Talking to public of natural hazards

The lower margins of Glenorchy showing inundation from Lake Wakatipu on November 19, 1999. Photo...
The lower margins of Glenorchy showing inundation from Lake Wakatipu on November 19, 1999. Photo by ORC.
The Otago Regional Council (ORC) will meet Glenorchy and Cardrona Valley residents soon to discuss concerns of increasing risk of exposure to surrounding natural hazards.

Reports from detailed ORC investigations carried out last year into the natural hazards in Glenorchy and the Cardrona Valley said as the populations and resulting demand for development increased, so too did residents' vulnerability to surrounding hazards.

"Places that have more things that can be affected can have higher risk," ORC environmental engineering and natural hazards director Gavin Palmer said.

Cardrona Valley residents were exposed to hazards including flooding, sedimentation and erosion.

The Glenorchy township was at risk of inundation from high lake levels, as in the November 1999 flood, as well as debris flows and flooding from the Buckler Burn, Bible Stream and the Rees and Dart rivers, the reports said. For both areas, mass movement and seismic hazards generated by earthquakes had the potential to affect residents and infrastructure, such as access routes, that the wider community depended upon.

Mr Palmer said the hazard studies would be presented soon at community meetings, although dates were still to be confirmed.

The Glenorchy and Cardrona Valley studies were part of a "planned programme of investigations of places where such information would be valuable", he said.

"The setting of both of these places is such that there are multiple hazards of varying degrees and there are people living there now and people going to live there ... it's about preparing information to help inform decisions by people about where and how they live ... that's primarily what the community meetings will be about."

Mr Palmer said the investigations also involved drawing together information that had been published previously and providing the public with an overview. For example, in Glenorchy, the Rees and Dart river deltas were gradually extending into Lake Wakatipu and research from the University of Canterbury was giving a better understanding of how the deltas would continue to change.

The reports noted climate changes could also affect the frequency and magnitude of flood hazards in the two communities.

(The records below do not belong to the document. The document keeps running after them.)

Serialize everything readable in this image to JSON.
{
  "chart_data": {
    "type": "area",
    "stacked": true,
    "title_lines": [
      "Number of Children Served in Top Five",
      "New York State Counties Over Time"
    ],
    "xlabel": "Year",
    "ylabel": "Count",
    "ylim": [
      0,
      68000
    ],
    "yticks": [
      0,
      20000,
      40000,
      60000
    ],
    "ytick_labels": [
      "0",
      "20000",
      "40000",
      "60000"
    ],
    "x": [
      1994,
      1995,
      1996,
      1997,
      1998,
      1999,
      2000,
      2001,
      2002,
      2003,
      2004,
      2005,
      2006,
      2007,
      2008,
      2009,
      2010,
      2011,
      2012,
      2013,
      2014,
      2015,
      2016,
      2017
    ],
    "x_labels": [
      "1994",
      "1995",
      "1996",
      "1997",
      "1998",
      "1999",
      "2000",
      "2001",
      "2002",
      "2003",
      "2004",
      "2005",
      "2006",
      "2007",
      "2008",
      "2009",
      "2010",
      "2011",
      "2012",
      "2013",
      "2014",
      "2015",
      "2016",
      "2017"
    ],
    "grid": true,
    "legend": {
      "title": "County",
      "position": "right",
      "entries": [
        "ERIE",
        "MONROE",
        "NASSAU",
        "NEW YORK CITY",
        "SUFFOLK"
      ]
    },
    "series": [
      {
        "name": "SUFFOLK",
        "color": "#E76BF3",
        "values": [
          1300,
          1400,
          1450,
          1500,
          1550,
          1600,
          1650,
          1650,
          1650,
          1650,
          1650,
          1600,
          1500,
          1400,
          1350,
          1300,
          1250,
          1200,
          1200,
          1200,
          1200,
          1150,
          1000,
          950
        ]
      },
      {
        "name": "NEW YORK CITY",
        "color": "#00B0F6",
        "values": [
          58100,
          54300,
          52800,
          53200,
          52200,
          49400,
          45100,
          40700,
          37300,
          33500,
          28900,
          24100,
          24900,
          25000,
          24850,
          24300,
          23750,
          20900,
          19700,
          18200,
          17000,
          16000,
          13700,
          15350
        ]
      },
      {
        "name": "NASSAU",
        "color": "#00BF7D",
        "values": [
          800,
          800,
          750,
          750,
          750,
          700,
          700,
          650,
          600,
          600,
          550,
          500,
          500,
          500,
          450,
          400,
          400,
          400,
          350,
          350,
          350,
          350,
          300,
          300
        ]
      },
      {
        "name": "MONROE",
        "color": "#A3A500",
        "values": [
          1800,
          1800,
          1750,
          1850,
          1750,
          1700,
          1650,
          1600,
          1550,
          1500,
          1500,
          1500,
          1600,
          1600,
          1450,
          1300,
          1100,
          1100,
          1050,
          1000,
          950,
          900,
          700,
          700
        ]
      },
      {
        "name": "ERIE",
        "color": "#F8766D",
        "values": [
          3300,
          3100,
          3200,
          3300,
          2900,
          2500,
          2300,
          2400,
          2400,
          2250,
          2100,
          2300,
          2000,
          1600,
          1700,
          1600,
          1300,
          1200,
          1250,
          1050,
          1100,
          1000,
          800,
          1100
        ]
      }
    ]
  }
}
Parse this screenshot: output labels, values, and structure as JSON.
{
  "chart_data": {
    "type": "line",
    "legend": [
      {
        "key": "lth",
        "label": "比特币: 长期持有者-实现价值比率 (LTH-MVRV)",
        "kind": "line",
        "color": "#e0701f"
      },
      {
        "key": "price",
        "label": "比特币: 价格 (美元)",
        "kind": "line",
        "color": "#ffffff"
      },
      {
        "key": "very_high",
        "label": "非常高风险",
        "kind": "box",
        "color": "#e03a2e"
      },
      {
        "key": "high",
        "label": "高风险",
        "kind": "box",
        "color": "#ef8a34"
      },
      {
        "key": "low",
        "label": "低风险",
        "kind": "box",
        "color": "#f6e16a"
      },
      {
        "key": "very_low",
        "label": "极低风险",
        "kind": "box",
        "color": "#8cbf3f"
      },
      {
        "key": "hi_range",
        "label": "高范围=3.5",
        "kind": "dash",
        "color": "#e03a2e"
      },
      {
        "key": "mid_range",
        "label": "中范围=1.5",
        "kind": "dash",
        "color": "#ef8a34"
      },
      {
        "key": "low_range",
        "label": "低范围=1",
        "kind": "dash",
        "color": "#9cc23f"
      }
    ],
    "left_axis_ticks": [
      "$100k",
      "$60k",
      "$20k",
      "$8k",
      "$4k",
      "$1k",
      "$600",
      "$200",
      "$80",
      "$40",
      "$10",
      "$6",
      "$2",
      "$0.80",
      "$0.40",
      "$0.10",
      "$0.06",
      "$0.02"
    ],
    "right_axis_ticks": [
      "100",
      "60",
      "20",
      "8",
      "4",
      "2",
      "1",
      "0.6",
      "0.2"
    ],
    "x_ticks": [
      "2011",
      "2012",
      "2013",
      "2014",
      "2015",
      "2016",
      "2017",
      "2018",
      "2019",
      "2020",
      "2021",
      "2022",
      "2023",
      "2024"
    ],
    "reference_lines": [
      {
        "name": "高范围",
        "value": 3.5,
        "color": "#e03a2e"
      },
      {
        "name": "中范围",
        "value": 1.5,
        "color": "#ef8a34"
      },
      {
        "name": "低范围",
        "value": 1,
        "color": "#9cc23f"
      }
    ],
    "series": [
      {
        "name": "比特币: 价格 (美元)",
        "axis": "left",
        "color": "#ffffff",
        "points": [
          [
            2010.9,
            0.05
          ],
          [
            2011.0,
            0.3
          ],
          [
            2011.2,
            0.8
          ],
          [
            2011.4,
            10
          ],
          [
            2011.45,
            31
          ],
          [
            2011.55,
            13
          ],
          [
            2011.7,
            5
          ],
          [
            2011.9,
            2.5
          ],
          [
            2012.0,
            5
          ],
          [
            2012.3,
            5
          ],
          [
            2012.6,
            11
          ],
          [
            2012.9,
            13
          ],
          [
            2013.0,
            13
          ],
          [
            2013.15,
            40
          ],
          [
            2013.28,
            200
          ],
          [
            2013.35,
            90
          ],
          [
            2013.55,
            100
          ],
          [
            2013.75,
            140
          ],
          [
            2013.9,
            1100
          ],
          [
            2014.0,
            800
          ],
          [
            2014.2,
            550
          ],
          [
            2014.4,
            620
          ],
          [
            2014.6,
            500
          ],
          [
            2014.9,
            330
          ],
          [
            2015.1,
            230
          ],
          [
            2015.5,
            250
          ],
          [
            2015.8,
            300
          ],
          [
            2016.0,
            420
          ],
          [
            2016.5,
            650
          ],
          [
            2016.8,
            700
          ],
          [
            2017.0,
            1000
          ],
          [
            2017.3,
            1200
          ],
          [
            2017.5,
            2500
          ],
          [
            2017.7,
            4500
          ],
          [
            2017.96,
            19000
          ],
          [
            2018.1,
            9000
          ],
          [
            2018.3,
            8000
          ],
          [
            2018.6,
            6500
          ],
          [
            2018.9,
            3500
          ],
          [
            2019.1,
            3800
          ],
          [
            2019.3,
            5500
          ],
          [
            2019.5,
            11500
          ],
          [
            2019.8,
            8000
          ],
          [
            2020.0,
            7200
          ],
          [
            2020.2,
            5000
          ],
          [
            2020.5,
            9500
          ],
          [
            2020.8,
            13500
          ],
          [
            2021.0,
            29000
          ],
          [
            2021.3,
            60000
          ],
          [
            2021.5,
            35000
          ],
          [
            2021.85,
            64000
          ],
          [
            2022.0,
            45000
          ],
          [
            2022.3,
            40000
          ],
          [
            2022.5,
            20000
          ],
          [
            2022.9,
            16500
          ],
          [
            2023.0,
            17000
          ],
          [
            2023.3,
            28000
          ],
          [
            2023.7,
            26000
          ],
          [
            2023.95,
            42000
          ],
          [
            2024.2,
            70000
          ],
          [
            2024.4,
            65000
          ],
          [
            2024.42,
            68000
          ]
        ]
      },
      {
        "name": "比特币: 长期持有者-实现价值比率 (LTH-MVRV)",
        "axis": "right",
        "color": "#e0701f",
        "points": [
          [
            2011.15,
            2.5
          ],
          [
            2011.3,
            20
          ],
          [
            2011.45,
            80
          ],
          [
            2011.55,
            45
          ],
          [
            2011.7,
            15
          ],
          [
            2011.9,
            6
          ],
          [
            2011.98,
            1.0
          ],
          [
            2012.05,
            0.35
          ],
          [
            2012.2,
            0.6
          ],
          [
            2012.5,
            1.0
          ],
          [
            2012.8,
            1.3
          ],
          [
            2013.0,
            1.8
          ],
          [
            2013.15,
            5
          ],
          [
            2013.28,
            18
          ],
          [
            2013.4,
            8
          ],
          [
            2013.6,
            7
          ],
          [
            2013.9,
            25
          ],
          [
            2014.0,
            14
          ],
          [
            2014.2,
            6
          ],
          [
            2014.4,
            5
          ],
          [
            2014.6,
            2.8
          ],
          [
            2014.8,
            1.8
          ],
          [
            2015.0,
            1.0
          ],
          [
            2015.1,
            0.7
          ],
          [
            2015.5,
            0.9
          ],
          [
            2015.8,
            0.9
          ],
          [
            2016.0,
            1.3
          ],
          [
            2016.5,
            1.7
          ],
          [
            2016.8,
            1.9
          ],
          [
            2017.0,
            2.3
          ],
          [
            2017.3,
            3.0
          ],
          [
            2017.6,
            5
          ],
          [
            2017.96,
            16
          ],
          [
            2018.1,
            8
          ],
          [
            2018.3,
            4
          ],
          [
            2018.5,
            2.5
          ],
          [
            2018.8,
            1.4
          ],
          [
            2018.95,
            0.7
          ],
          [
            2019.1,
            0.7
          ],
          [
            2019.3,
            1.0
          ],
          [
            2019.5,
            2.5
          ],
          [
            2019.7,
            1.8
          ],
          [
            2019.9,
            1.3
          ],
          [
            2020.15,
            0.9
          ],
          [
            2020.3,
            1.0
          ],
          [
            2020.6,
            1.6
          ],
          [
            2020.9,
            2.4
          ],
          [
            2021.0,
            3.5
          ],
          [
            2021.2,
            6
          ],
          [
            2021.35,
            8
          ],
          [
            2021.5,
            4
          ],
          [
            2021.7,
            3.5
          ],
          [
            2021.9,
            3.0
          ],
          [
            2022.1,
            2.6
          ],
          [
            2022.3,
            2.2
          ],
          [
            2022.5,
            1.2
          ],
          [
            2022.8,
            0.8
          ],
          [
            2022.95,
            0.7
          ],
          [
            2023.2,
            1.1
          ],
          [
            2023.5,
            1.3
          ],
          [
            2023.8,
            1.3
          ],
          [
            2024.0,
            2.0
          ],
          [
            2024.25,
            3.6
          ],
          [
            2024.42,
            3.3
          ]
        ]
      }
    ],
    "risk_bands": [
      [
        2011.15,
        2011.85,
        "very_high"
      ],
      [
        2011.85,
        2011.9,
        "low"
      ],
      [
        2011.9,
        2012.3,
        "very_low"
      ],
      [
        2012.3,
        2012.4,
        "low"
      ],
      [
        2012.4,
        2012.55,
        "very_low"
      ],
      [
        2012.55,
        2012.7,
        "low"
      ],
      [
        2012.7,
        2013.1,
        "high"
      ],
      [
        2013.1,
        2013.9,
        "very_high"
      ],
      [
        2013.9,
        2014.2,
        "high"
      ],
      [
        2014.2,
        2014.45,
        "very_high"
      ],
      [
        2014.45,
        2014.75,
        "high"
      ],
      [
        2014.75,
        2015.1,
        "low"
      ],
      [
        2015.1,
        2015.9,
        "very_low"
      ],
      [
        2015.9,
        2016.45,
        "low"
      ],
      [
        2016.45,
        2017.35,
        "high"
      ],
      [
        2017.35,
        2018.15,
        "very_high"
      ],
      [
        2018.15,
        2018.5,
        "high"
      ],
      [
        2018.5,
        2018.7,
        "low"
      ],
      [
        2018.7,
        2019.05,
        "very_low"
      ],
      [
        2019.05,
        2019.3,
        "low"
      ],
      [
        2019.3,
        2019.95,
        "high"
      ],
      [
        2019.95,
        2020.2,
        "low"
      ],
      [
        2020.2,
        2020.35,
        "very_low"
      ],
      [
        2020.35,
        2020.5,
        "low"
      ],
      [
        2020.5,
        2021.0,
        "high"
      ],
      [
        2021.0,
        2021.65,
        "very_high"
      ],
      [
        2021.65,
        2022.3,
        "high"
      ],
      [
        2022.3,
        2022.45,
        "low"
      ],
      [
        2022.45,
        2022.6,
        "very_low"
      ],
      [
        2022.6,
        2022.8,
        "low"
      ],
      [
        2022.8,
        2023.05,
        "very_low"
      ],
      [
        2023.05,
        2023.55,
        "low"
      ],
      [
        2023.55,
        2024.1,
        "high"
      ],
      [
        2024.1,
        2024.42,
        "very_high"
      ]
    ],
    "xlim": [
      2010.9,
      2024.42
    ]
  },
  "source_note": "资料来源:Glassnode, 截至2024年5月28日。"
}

"Other PhD work that's been undertaken for the ORC has shown that we can expect precipitation in the western part of Otago to increase and we've also been seeing a trend of an increasing level of Lake Wakatipu."

Providing information on communities' vulnerability to natural hazards was not just useful for residents and people who visited or operated businesses there, but also for territorial authorities which had to make planning decisions on land use, Mr Palmer said.